グランドオペラ共同制作 「カルメン」

 令和2年(2020年)1月26日(日)、札幌文化芸術劇場hitaruでオペラを観てきた。指揮はエリアス・グランディ、演奏は札幌交響楽団

配役はタイトルロールのカルメンはモスクワ・ボリショイ劇場のアグンダ・クラエワ(メゾソプラノ)、ドン・ホセは城 宏憲(テノール)、闘牛士エスカミーリョは与那城 敬(バリトン)、ホセの幼馴染みのミカエラに嘉目真木子(ソプラノ)、カルメンの仲間役フラスキータに青木エマ(ソプラノ)、同じくメルセデス役に富岡明子(メゾソプラノ)だった。

 演出は田尾下 哲で、今回の公演は「ショービジネス」を舞台にしているという演出が話題になった。プログラムには「闘牛士エスカミーリョはなぜ“SONG”を歌うのか?」とだいした演出家の解説が載っている。闘牛士であるエスカミーリョがなぜ歌手であるカルメンと同じように歌を歌わなければならないのかという疑問から今回のようなショービジネスの世界を舞台にするという発想が生まれた、とある。それに加えて「闘牛士」という牛を公開処刑するという「前時代」の職業で、カルメンたち「ジプシー」も他人族からの蔑称で自らは「ロマ」であり、ロマの女性はカルメンのようなふしだらな女ではないと抗議をしているらしい。そういうことを踏まえた上で「カルメン」という作品は普遍的な物語とされていく、というような趣旨のことが描かれている。
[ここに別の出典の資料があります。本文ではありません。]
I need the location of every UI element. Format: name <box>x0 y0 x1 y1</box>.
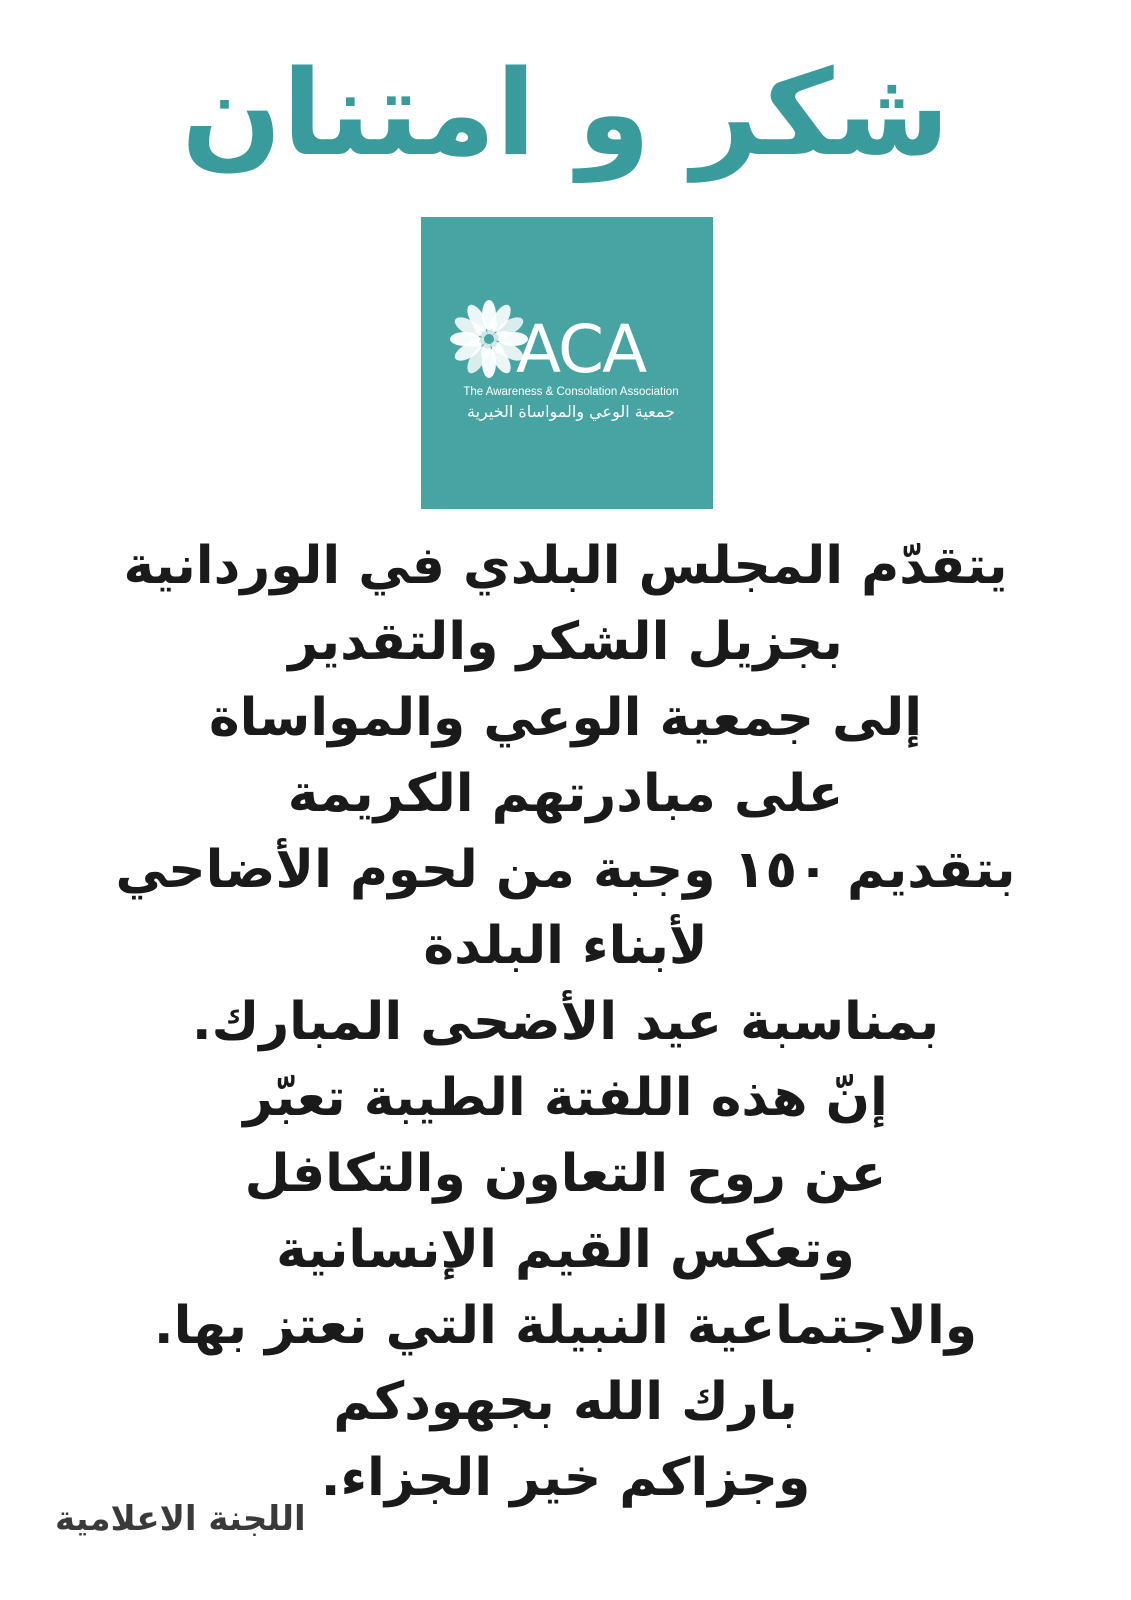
logo-acronym: ACA <box>516 311 646 388</box>
logo-arabic-name: جمعية الوعي والمواساة الخيرية <box>467 402 675 421</box>
message-line: بجزيل الشكر والتقدير <box>288 612 843 672</box>
message-line: وجزاكم خير الجزاء. <box>320 1448 811 1508</box>
message-line: على مبادرتهم الكريمة <box>287 764 844 824</box>
message-line: إنّ هذه اللفتة الطيبة تعبّر <box>243 1068 888 1128</box>
message-line: بمناسبة عيد الأضحى المبارك. <box>191 992 940 1052</box>
message-line: يتقدّم المجلس البلدي في الوردانية <box>123 536 1008 596</box>
association-logo <box>421 217 713 509</box>
logo-english-name: The Awareness & Consolation Association <box>463 386 679 398</box>
message-line: وتعكس القيم الإنسانية <box>276 1220 855 1280</box>
page-title: شكر و امتنان <box>181 44 950 182</box>
message-line: عن روح التعاون والتكافل <box>244 1144 887 1204</box>
thank-you-message <box>60 528 1071 1516</box>
message-line: إلى جمعية الوعي والمواساة <box>208 688 923 748</box>
message-line: لأبناء البلدة <box>423 916 708 976</box>
message-line: بتقديم ١٥٠ وجبة من لحوم الأضاحي <box>115 840 1016 900</box>
signature: اللجنة الاعلامية <box>55 1499 306 1539</box>
message-line: بارك الله بجهودكم <box>333 1372 798 1432</box>
message-line: والاجتماعية النبيلة التي نعتز بها. <box>153 1296 978 1356</box>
 今回の演出は第1幕の高級クラブから始まり、第2幕はブロードウェイ、第3幕はサーカス、第4幕はアカデミー賞授賞式のレッドカーペットという舞台設定だった。特定時代から離れて21世紀の日本でもコンプライアンス的にもわかりやすい演出を目指したのかもしれないが、逆にその時代ならではの人間の生き様とか身分を超えた恋心というものが判らなくなっていたようにも感じる。

  

 タイトルロールのカルメンを歌ったクラエワとホセの城は見事だった。それに対してエスカミーリョがあまり目立たなかった。ミカエラは安定していた。今回の演出で一番嵌まっていたのはフラスキータ役の青木エマだった。手足が長くスタイルも細身で、出てきたとは歌手ではなくバレリーナの踊り役の方かと思ったが歌っているので歌手だとわかったぐらいだ。カルメンもホセもエスカミーリョもこの演出でなくてはならないという必然性はあまり感じられなかったが、この演出はフラスキータ役の青木エマを生かすためだったのかと思ったぐらいだった。

 

 札響の演奏もリハーサルをかなり重ねたこともありとてもよかったし、指揮も歌手を生かすような指揮振りに感じられた。